The sound design of the film was also done after thorough research. Hit film songs from the period depicted were used along with famous radio jingles and TV commercials of that era.

==Soundtrack==
The music was composed by Siddharth-Suhas and released by Times Music.

Track list
| No. | Title | Lyrics | Singer(s) | Length |
|---|---|---|---|---|
| 1. | "Qaatilaana" | Kumaar | Sunidhi Chauhan | 3:34 |
| 2. | "Sooni Sooni Raah Pe" | Kumaar | Suraj Jagan | 4:04 |
| 3. | "Stoneman" | Manish Gupta | Suhas Shetty | 2:33 |
| 4. | "Midnight At Matunga" |  | Instrumental | 2:26 |
| 5. | "The Stoneman Cometh" |  | Instrumental | 2:36 |
| 6. | "Killer In The Kholi" |  | Instrumental | 1:43 |
| 7. | "The Chase" |  | Instrumental | 2:49 |
| 8. | "The Ritual" |  | Instrumental | 3:41 |
| 9. | "Requiem To The Stoneman" |  | Instrumental | 2:56 |
| Total length: |  |  |  | 26:22 |

==Reception==
Nikhat Kazmi of Times of India gave The Stoneman Murders a 3-star rating out of 5 and praised it for its gripping story and taut performances. "The film has an ample thrill quotient with the shadowy frame of the Stoneman flitting across on one hand and the police department, especially Arbaaz Khan, holding the renegade cop, Kay Kay Menon, as the prime suspect. Once again, Mumbai and its alleys which turn sinister by night, tower prominently as the perfect backdrop of a film which boasts of some high-tension moments. But the real lure is Kay Kay's full-bodied portrayal of the trigger-happy cop who is wedded to his duty, yet doesn't mind a bit of black money."

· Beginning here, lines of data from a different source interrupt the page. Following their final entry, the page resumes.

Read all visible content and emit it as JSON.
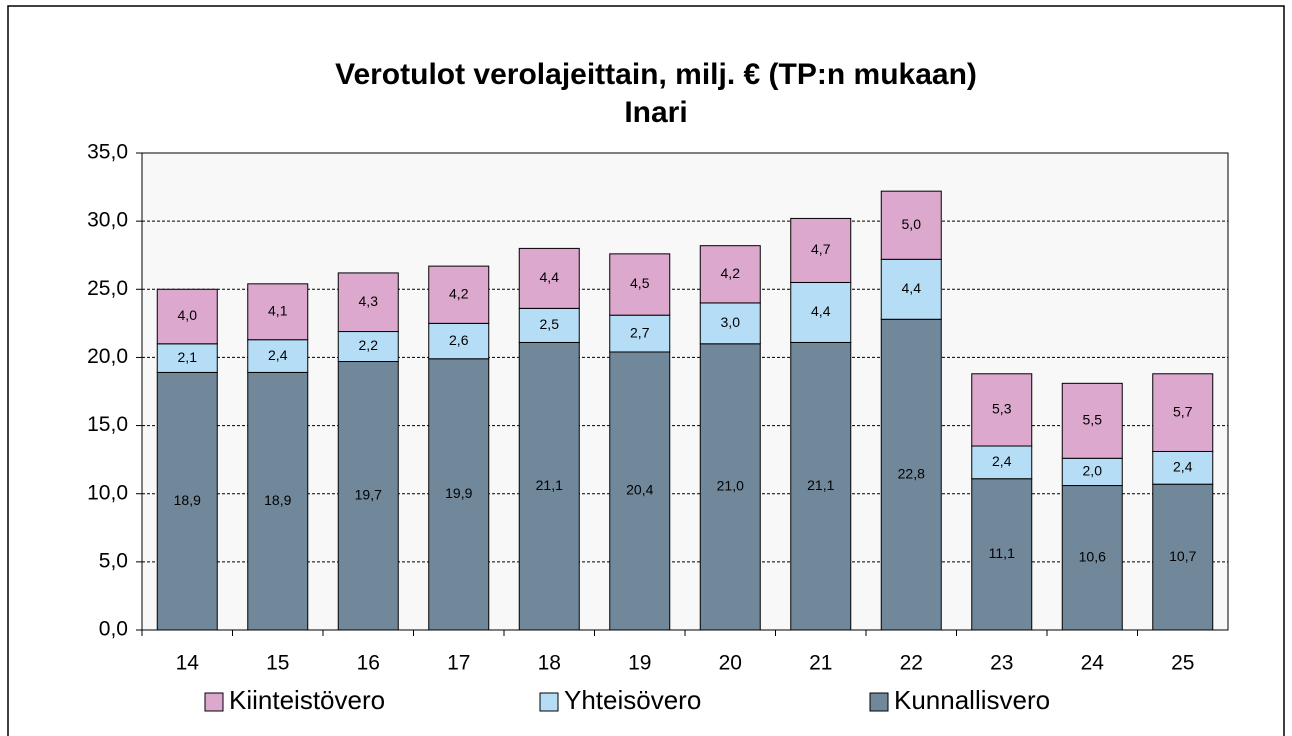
{
  "chart_data": {
    "type": "stacked_bar",
    "title": "Verotulot verolajeittain, milj. €  (TP:n mukaan)",
    "subtitle": "Inari",
    "categories": [
      "14",
      "15",
      "16",
      "17",
      "18",
      "19",
      "20",
      "21",
      "22",
      "23",
      "24",
      "25"
    ],
    "series": [
      {
        "name": "Kunnallisvero",
        "color": "#71889b",
        "values": [
          18.9,
          18.9,
          19.7,
          19.9,
          21.1,
          20.4,
          21.0,
          21.1,
          22.8,
          11.1,
          10.6,
          10.7
        ],
        "value_labels": [
          "18,9",
          "18,9",
          "19,7",
          "19,9",
          "21,1",
          "20,4",
          "21,0",
          "21,1",
          "22,8",
          "11,1",
          "10,6",
          "10,7"
        ]
      },
      {
        "name": "Yhteisövero",
        "color": "#b5def6",
        "values": [
          2.1,
          2.4,
          2.2,
          2.6,
          2.5,
          2.7,
          3.0,
          4.4,
          4.4,
          2.4,
          2.0,
          2.4
        ],
        "value_labels": [
          "2,1",
          "2,4",
          "2,2",
          "2,6",
          "2,5",
          "2,7",
          "3,0",
          "4,4",
          "4,4",
          "2,4",
          "2,0",
          "2,4"
        ]
      },
      {
        "name": "Kiinteistövero",
        "color": "#dda8cd",
        "values": [
          4.0,
          4.1,
          4.3,
          4.2,
          4.4,
          4.5,
          4.2,
          4.7,
          5.0,
          5.3,
          5.5,
          5.7
        ],
        "value_labels": [
          "4,0",
          "4,1",
          "4,3",
          "4,2",
          "4,4",
          "4,5",
          "4,2",
          "4,7",
          "5,0",
          "5,3",
          "5,5",
          "5,7"
        ]
      }
    ],
    "ylim": [
      0,
      35
    ],
    "yticks": [
      {
        "value": 0,
        "label": "0,0"
      },
      {
        "value": 5,
        "label": "5,0"
      },
      {
        "value": 10,
        "label": "10,0"
      },
      {
        "value": 15,
        "label": "15,0"
      },
      {
        "value": 20,
        "label": "20,0"
      },
      {
        "value": 25,
        "label": "25,0"
      },
      {
        "value": 30,
        "label": "30,0"
      },
      {
        "value": 35,
        "label": "35,0"
      }
    ],
    "grid": true,
    "legend": "bottom"
  }
}
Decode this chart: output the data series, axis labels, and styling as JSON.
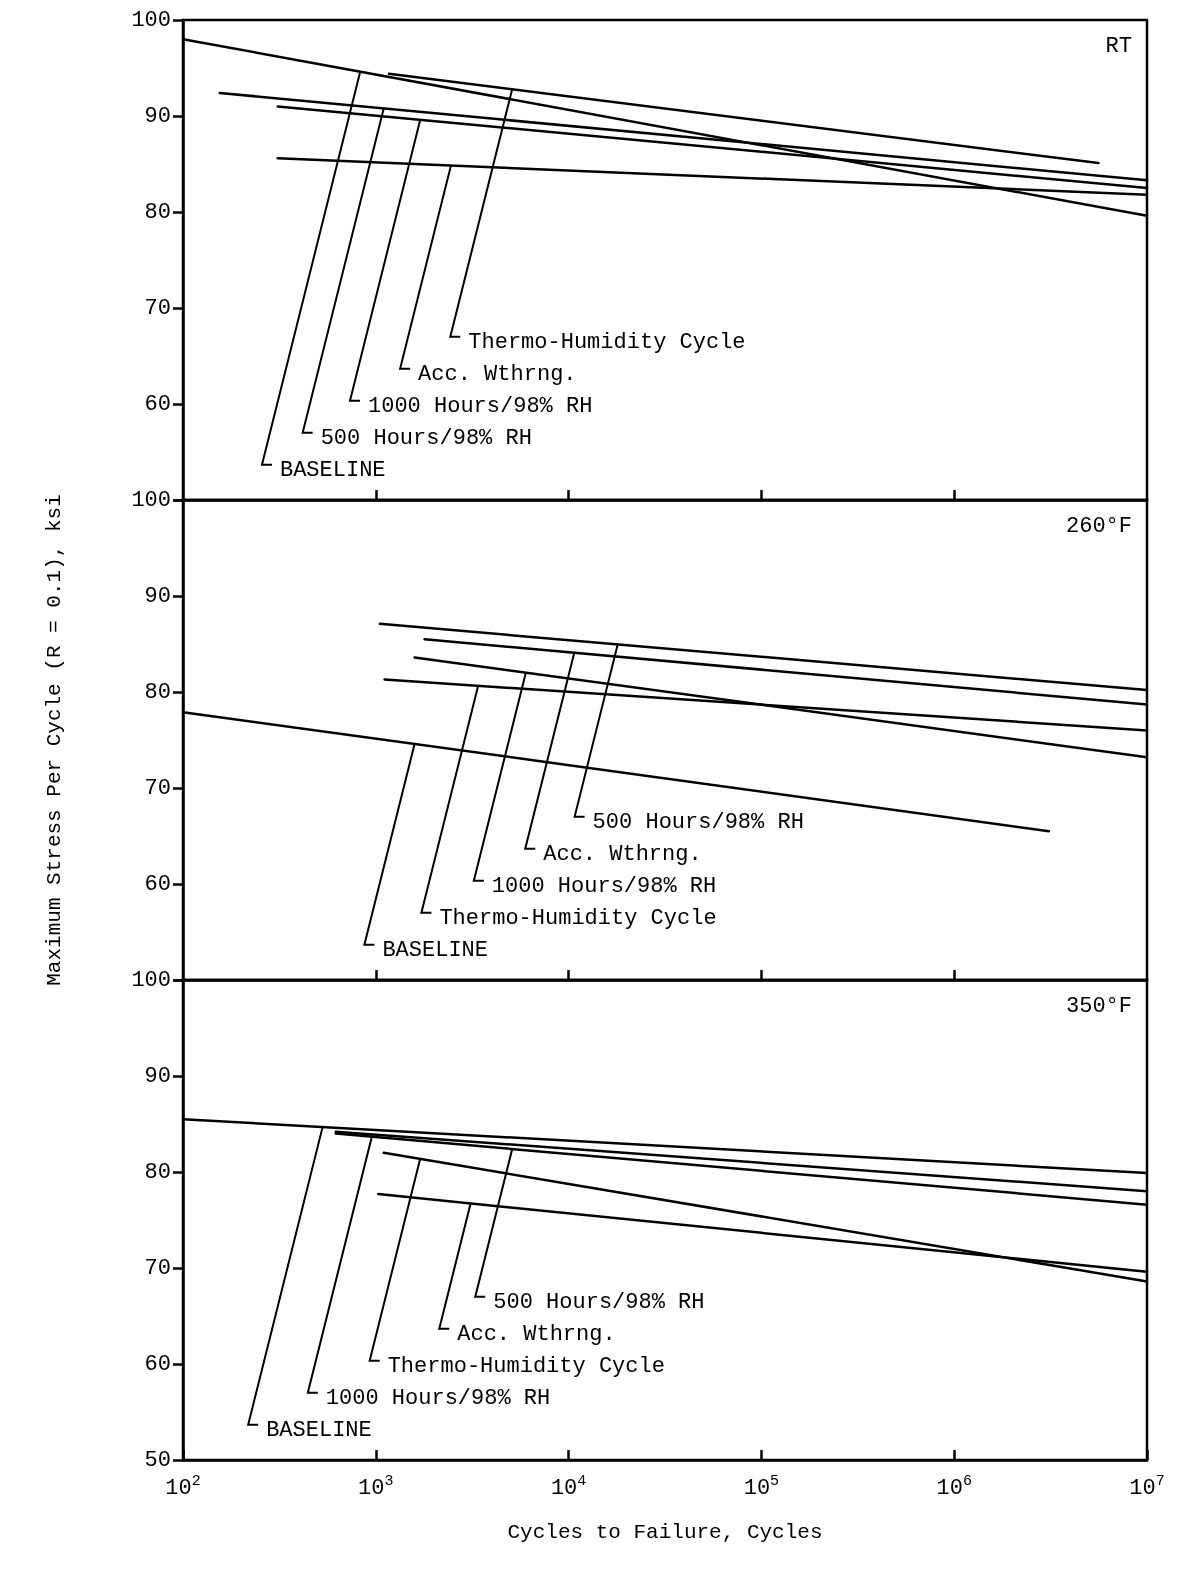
{
  "chart_data": [
    {
      "type": "line",
      "title": "RT",
      "log": "x",
      "xlim": [
        100,
        10000000
      ],
      "ylim": [
        50,
        100
      ],
      "xticks": [
        {
          "value": 1000,
          "label": null
        },
        {
          "value": 10000,
          "label": null
        },
        {
          "value": 100000,
          "label": null
        },
        {
          "value": 1000000,
          "label": null
        }
      ],
      "yticks": [
        {
          "value": 50,
          "label": null
        },
        60,
        70,
        80,
        90,
        100
      ],
      "tick_labels": "y",
      "grid": false,
      "marker": "none",
      "line_style": "solid",
      "series": [
        {
          "color": "#000000",
          "x": [
            100,
            10000000
          ],
          "values": [
            98,
            79.6
          ]
        },
        {
          "color": "#000000",
          "x": [
            155,
            10000000
          ],
          "values": [
            92.4,
            83.3
          ]
        },
        {
          "color": "#000000",
          "x": [
            310,
            10000000
          ],
          "values": [
            91,
            82.5
          ]
        },
        {
          "color": "#000000",
          "x": [
            310,
            10000000
          ],
          "values": [
            85.6,
            81.8
          ]
        },
        {
          "color": "#000000",
          "x": [
            1170,
            5600000
          ],
          "values": [
            94.4,
            85.1
          ]
        }
      ],
      "annotations": [
        {
          "text": "Thermo-Humidity Cycle",
          "x": 5100,
          "y": 92.8
        },
        {
          "text": "Acc. Wthrng.",
          "x": 2450,
          "y": 84.8
        },
        {
          "text": "1000 Hours/98% RH",
          "x": 1700,
          "y": 89.6
        },
        {
          "text": "500 Hours/98% RH",
          "x": 1100,
          "y": 90.8
        },
        {
          "text": "BASELINE",
          "x": 830,
          "y": 94.6
        }
      ]
    },
    {
      "type": "line",
      "title": "260°F",
      "ylabel": "Maximum Stress Per Cycle (R = 0.1), ksi",
      "log": "x",
      "xlim": [
        100,
        10000000
      ],
      "ylim": [
        50,
        100
      ],
      "xticks": [
        {
          "value": 1000,
          "label": null
        },
        {
          "value": 10000,
          "label": null
        },
        {
          "value": 100000,
          "label": null
        },
        {
          "value": 1000000,
          "label": null
        }
      ],
      "yticks": [
        {
          "value": 50,
          "label": null
        },
        60,
        70,
        80,
        90,
        100
      ],
      "tick_labels": "y",
      "grid": false,
      "marker": "none",
      "line_style": "solid",
      "series": [
        {
          "color": "#000000",
          "x": [
            1050,
            10000000
          ],
          "values": [
            87.1,
            80.2
          ]
        },
        {
          "color": "#000000",
          "x": [
            1790,
            10000000
          ],
          "values": [
            85.5,
            78.7
          ]
        },
        {
          "color": "#000000",
          "x": [
            1590,
            10000000
          ],
          "values": [
            83.6,
            73.2
          ]
        },
        {
          "color": "#000000",
          "x": [
            1110,
            10000000
          ],
          "values": [
            81.3,
            76
          ]
        },
        {
          "color": "#000000",
          "x": [
            100,
            3100000
          ],
          "values": [
            77.9,
            65.5
          ]
        }
      ],
      "annotations": [
        {
          "text": "500 Hours/98% RH",
          "x": 18000,
          "y": 85
        },
        {
          "text": "Acc. Wthrng.",
          "x": 10700,
          "y": 84.1
        },
        {
          "text": "1000 Hours/98% RH",
          "x": 6000,
          "y": 82
        },
        {
          "text": "Thermo-Humidity Cycle",
          "x": 3400,
          "y": 80.7
        },
        {
          "text": "BASELINE",
          "x": 1590,
          "y": 74.6
        }
      ]
    },
    {
      "type": "line",
      "title": "350°F",
      "xlabel": "Cycles to Failure, Cycles",
      "log": "x",
      "xlim": [
        100,
        10000000
      ],
      "ylim": [
        50,
        100
      ],
      "xticks": [
        {
          "value": 100,
          "label": "10$^{2}$"
        },
        {
          "value": 1000,
          "label": "10$^{3}$"
        },
        {
          "value": 10000,
          "label": "10$^{4}$"
        },
        {
          "value": 100000,
          "label": "10$^{5}$"
        },
        {
          "value": 1000000,
          "label": "10$^{6}$"
        },
        {
          "value": 10000000,
          "label": "10$^{7}$"
        }
      ],
      "yticks": [
        50,
        60,
        70,
        80,
        90,
        100
      ],
      "grid": false,
      "marker": "none",
      "line_style": "solid",
      "series": [
        {
          "color": "#000000",
          "x": [
            100,
            10000000
          ],
          "values": [
            85.5,
            79.9
          ]
        },
        {
          "color": "#000000",
          "x": [
            620,
            10000000
          ],
          "values": [
            84.2,
            78
          ]
        },
        {
          "color": "#000000",
          "x": [
            620,
            10000000
          ],
          "values": [
            84,
            76.6
          ]
        },
        {
          "color": "#000000",
          "x": [
            1100,
            10000000
          ],
          "values": [
            82,
            68.6
          ]
        },
        {
          "color": "#000000",
          "x": [
            1030,
            10000000
          ],
          "values": [
            77.7,
            69.6
          ]
        }
      ],
      "annotations": [
        {
          "text": "500 Hours/98% RH",
          "x": 5100,
          "y": 82.4
        },
        {
          "text": "Acc. Wthrng.",
          "x": 3100,
          "y": 76.7
        },
        {
          "text": "Thermo-Humidity Cycle",
          "x": 1700,
          "y": 81.4
        },
        {
          "text": "1000 Hours/98% RH",
          "x": 960,
          "y": 83.9
        },
        {
          "text": "BASELINE",
          "x": 530,
          "y": 84.7
        }
      ]
    }
  ]
}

Nithya Ramani of Rediff.com praises TSM, writing, "Writer-director Manish Gupta does a wonderful job in telling the story, which has a very realistic touch. Despite being a murder mystery, Gupta avoids gore and bloodshed, and makes it visually appealing. The story keeps you on the edge of your seat, occasionally sending a chill down your spine."

Noyon Jyoti Parasara of AOL India gave the film a 2.5 out of 5 and wrote, "Overall, The Stoneman Murders is an honest portrayal of 'what could have been'. But it's not as gripping as it should have been. Nonetheless it's a novel concept and worth a watch…for Kay Kay, if nothing else."